Effect of renal failure on hormones
Pathophysiological mechanisms on endocrine function
1: Increased concentration of hormones or hormone fragments
- impaired degradation eg insulin, PTH, calcitonin
- increased secretion eg insulin, PTH
2: Decreased concentration due to reduced production
- renal hormones eg erythropoetin, 1,25 vitamin D3
- extrarenal hormones eg oestradiol, testosterone
3: Disturbances of hormone action
- disturbed prohormone activation eg T4 to T3
- multimolecular forms eg glycosylation isoforms eg LH
- altered binding to carrier proteins eg somatomedins
- altered target organ sensitivity eg GH, insulin
Thyroid function in CRF
Approximately 50% euthyroid patients with CRF have an enlarged thyroid gland if not a palpable goitre. The prevalence of hypothyroidism varies between studies at 0-9.5%. This increased (2.5 fold) prevalence matches an increase in the finding of thyroid peroxidase antibodies.
Routine TFTs in CRF
- TSH is normal and is probably the best guide of thyroid status.
- total T4 and T3 are low especially when GFR > 50%.

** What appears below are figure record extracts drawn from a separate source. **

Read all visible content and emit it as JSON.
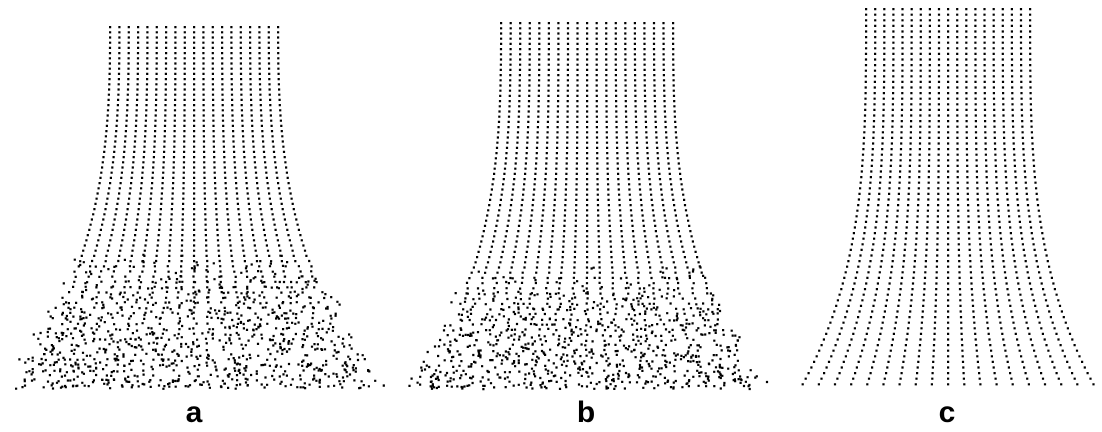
{
  "figure": {
    "panels": [
      {
        "label": "a"
      },
      {
        "label": "b"
      },
      {
        "label": "c"
      }
    ],
    "colors": {
      "dots": "#000000",
      "background": "#ffffff"
    }
  }
}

- Thyroid hormone binds to pre-albumin, albumin & TBG. These are normal in patients on haemodialysis but low in those on CAPD probably due to peritoneal protein loss.
- Analytical differences: in equilibrium dialysis fT4 / fT3 are normal or high, whereas direct assays of total or free hormones show low values.
- TRH testing shows a blunted but prolonged TSH response probably due to delayed clearance of TSH and TRH.
- Overall there is experimental data to suggest interference with all levels of the hypothalamo-pituitary-thyroid axis with an alteration of the 'thyrostat'.
Pituitary-adrenal axis in CRF
Clinical features of excess cortisol (osteopenia, proximal myopathy, hypertension & glucose intolerance) and reduced cortisol (hypotension, weakness & hypokalaemia) are also features of chronic renal failure and the diagnosis of Cushings syndrome or adrenal insufficiency may depend on biochemical tests.
- Conventional high dose Synacthen (ACTH) tests give normal cortisol responses (Ramirez et al 1988).
- Uraemic patients may show sub-optimal plasma cortisol suppression after oral dexamethasone. It is unknown if this is due to poor intestinal absorption of dexamethasone or increased plasma clearance (Ramirez et al 1982)
References
- Ramirez G, Gomez-Sanchez C, Meikle WA, Jubiz W. Evaluation of the hypothalamic hypophyseal adrenal axis in patients receiving long-term dialysis. Arch Intern MEd 1982;142:1448-52.
- Ramirez G, Brueggemeyer C, Ganguly A. Counterregulatory hormone responses to insulin-induced hypoglycaemia in patients on chronic hemodialysis. Nephron 1988;49:231-6.